Leaders of the "Land of Israel Faithful" said the young hikers were
undeterred by the police ambush and continued on their four-day walk.
"All of sudden policemen disguised as civilians but with police hats
suddenly came out from behind a small hill and arrested the person who shot
in the air and some of the armed escorts," Daniella Weiss, a Jewish
dissident and one of the organizers of the hike," said.
Weiss said that the police intended to arrest the armed escorts so that
the group would have to abandon the hike but the youth continued and later
succeeded in circumventing police cordons outside Jerusalem.
"Police were surprised that to see how we managed to break through their
barriers and we appeared, 200 youths, under their noses," Weiss said. "After
that they let us continue."
Wurtzburger said that police knew of the hiker's route and hid near the
Bedouin encampment to ambush the young Jews.
"This incident is the direct result of a police provocation,"
Wurtzburger, said. "There is an outpost next to Kochav Hashachar where tens
or hundreds of people intended to pass by openly. The police were hiding out
in the place in collusion with the Bedouin when the Bedouin, at least that's
the version we have, began to attack verbally and physically the hikers
until they withdrew and defended themselves."
Despite the lack of formal charges or evidence, [Kaufman, a heart
patient is shown standing on the side in video footage], Jerusalem
Magistrate Shirli Rener sentenced all five to expulsion from Judea and
Samaria, apart from the area of their own homes.
"The respondents do not have any criminal past but we are talking about
a serious incident which could have ended differently," Rener said on July
30. "After I have considered all the actions that are attributed to the
respondents in the incident, I am heeding the words of the petitioner's
representative that other such incidents can be expected in the near
Rener sentenced Kaufman and Hazut to expulsion from Judea and Samraria
for 20 days and Hai to 40 days and she imposed a 3,000 shekels [$882] on
each of them as well as on a third party guarantor. The two youths received
sentences of 20 days and five days expulsion plus a bond of 3,000 shekels
On July 23, police arrested three Jewish hikers and a minor near the
Jewish community of Maalei Michmas in the West Bank. They were suspected of
vandalizing Bedoiun property.
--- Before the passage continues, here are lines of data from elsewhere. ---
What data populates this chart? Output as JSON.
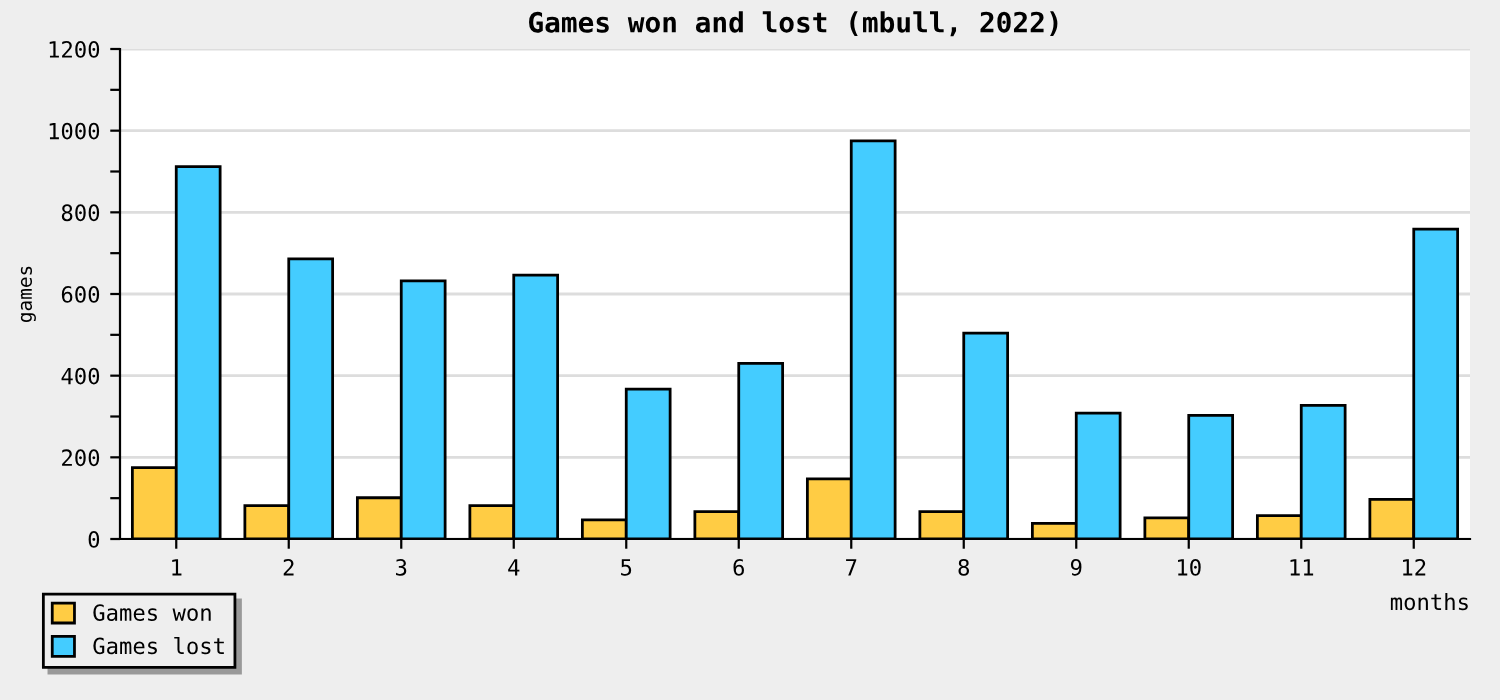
{
  "chart_data": {
    "type": "bar",
    "title": "Games won and lost (mbull, 2022)",
    "xlabel": "months",
    "ylabel": "games",
    "categories": [
      "1",
      "2",
      "3",
      "4",
      "5",
      "6",
      "7",
      "8",
      "9",
      "10",
      "11",
      "12"
    ],
    "series": [
      {
        "name": "Games won",
        "color": "#ffcc44",
        "values": [
          175,
          82,
          101,
          82,
          47,
          67,
          147,
          67,
          38,
          52,
          57,
          97
        ]
      },
      {
        "name": "Games lost",
        "color": "#44ccff",
        "values": [
          912,
          686,
          632,
          646,
          367,
          430,
          975,
          504,
          308,
          303,
          327,
          759
        ]
      }
    ],
    "ylim": [
      0,
      1200
    ],
    "yticks": [
      0,
      {
        "value": 100,
        "label": null
      },
      200,
      {
        "value": 300,
        "label": null
      },
      400,
      {
        "value": 500,
        "label": null
      },
      600,
      {
        "value": 700,
        "label": null
      },
      800,
      {
        "value": 900,
        "label": null
      },
      1000,
      {
        "value": 1100,
        "label": null
      },
      1200
    ],
    "grid": "y",
    "legend": "bottom left"
  }
}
The three adults, Efrion Oppenheimer, Arieh
Davis and Alexander Ostrovsky, were sentenced to 90 days expulsion from
Judea and Samaria and a personal bond and the third party guarantee of
10,000 shekels [$2,942], despite the lack of a complainant or formal charges
and police testimony that the suspects did not perpetuate the vandalism but
were in the place at the time and were therefore responsible.
During the hearing before Jerusalem Magistrate Ilta Siskind, Yair
testified that the police did not have a complainant or any physical
evidence of charges of suspected vandalism of Bedouin property. The police
also failed to conduct identification procedures.
Over the last year, police and prosecutors have acknowledged in court
hearings human rights violations against Jewish nationalists.
However, Israeli courts have generally ignored these violations which
included arbitrary arrests, unprovoked assault of minors at peaceful
demonstrations and detention for long periods of time without formal
Israeli mainstream human rights groups refused to intervene in the
violation of rights of those deemed Jewish nationalists.
"As far as we know they haven't turned to us," Nirit Moskowitz,
spokeswoman for Association of Civil Rights in Israel, said.
The lions share of funding for most of these organizations has come from
the European Union and from the United States.